If ancient and remote societies  had many examples of people surviving into
their eighth, ninth & tenth decades, it suggests that modern urban
societies must have signigficant life-shortening elements, since we do not
see such huge gains.
<<

Statistically this would not pan out.  Infant mortality rates, while a good
measure of the effectiveness of a given health care system, do not have a
large effect on overall life expectancy, as the vast majority of infants do
live past their first year (if we can define that as infancy).  So even a
doubling or halving of infant mortality would have only a slight effect on
the overall life expectancy for a given population, as the number of
individuals involved in infant mortality is relatively small.

So the reason that ancient societies had many examples of people living into
quite old age is that people did and always have, in urban and more settled
environments.  What really effects the overall life expectancy is childhood
diseases (that is the big factor that has changed; see below), death from
violence and accidents (accidents on the farm or in the factory, wars,
falls, etc.), and death from various "adult" diseases.

Childhood diseases, which used to claim the lives of a high percentage of
children born, overall, in colonial and early US America, are now hugely
reduced thanks to vaccinations, inoculations, antibiotics, and other such
medical discoveries, all within the last 150 years or so.  Before that,
death between the ages of, say, 5 and 16 was quite common and not at all
surprising, even though a cause for grief in the family.  A look at colonial
and early American family records, or a walk through a cemetery with graves
from the 1700s and 1800s, would show that pretty quickly.

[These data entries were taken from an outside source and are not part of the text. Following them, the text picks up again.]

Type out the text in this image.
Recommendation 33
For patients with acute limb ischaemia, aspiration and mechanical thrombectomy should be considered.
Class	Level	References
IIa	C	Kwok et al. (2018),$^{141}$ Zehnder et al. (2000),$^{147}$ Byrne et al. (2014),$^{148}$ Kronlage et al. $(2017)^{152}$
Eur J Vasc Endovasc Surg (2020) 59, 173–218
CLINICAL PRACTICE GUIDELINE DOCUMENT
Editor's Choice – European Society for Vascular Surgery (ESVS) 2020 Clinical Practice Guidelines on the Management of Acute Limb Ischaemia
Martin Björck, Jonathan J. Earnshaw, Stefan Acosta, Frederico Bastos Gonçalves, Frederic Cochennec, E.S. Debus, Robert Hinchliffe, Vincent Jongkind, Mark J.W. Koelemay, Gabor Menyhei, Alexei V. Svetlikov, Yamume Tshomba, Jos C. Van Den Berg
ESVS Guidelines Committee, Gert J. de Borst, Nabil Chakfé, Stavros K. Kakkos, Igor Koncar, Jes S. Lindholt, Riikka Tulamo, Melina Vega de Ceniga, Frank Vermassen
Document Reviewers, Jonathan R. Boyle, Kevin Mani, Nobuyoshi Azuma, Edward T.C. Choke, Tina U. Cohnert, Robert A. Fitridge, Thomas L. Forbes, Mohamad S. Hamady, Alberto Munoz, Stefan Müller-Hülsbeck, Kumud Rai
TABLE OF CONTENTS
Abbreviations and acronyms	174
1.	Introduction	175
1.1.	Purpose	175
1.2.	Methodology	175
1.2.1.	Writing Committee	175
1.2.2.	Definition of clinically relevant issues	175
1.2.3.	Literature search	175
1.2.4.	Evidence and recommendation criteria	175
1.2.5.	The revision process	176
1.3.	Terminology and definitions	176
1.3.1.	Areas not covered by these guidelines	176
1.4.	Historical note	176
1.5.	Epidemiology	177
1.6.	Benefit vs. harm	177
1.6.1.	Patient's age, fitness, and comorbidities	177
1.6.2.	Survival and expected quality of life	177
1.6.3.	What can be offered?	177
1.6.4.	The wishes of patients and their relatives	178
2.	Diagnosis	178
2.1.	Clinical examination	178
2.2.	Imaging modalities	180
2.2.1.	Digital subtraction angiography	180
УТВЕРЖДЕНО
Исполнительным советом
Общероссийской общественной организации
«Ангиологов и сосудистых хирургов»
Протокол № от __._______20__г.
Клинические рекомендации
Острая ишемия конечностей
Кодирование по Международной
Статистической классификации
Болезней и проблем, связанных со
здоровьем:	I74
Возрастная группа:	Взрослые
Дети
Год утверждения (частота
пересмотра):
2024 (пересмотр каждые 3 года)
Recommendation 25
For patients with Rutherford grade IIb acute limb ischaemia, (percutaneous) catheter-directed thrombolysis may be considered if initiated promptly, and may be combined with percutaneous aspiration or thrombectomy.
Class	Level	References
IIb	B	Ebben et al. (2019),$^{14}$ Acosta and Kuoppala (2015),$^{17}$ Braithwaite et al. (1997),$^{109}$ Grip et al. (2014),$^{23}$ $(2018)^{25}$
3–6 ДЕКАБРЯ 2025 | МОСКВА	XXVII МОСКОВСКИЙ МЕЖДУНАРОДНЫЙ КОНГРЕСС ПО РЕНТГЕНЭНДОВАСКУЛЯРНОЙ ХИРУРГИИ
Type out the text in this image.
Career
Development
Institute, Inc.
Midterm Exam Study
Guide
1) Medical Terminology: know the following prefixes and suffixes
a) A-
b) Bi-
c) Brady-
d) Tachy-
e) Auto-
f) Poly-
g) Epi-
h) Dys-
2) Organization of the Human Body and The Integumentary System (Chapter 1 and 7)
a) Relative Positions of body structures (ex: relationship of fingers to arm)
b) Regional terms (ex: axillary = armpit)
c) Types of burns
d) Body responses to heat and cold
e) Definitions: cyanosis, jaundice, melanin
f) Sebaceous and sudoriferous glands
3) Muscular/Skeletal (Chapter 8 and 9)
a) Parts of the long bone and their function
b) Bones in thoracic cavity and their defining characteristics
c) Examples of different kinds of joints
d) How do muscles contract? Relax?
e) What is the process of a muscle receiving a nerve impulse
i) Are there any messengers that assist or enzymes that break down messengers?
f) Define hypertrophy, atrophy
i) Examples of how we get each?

Another factor that has largely been eliminated in its lethal importance is
influenza, which claimed millions of lives in the US as recently as 1918 (a
major epidemic year), but which now is a relatively minor factor, re
mortality rates.  In older days a big factor was plague, but modern
sanitation systems eliminated that.  Note that whenever there is a major
interruption of sanitary systems owing to earthquakes, floods, or other
natural disasters, the big early problem is cholera, dysentery, and other
sanitation-related diseases.  Control those and you make a big dent in
mortality rates.  Control that as well as influenza and childhood diseases
and general nutrition, and you see the life expectancy, as an average, climb
meteorically.

But it remains true that if you survive to adulthood, and are not working in
a dangerous or very physically challenging job, you have a very good chance
(save for accidents and wars) of making it into your 70s, 80s, or beyond.
This has long been the case, since ancient times.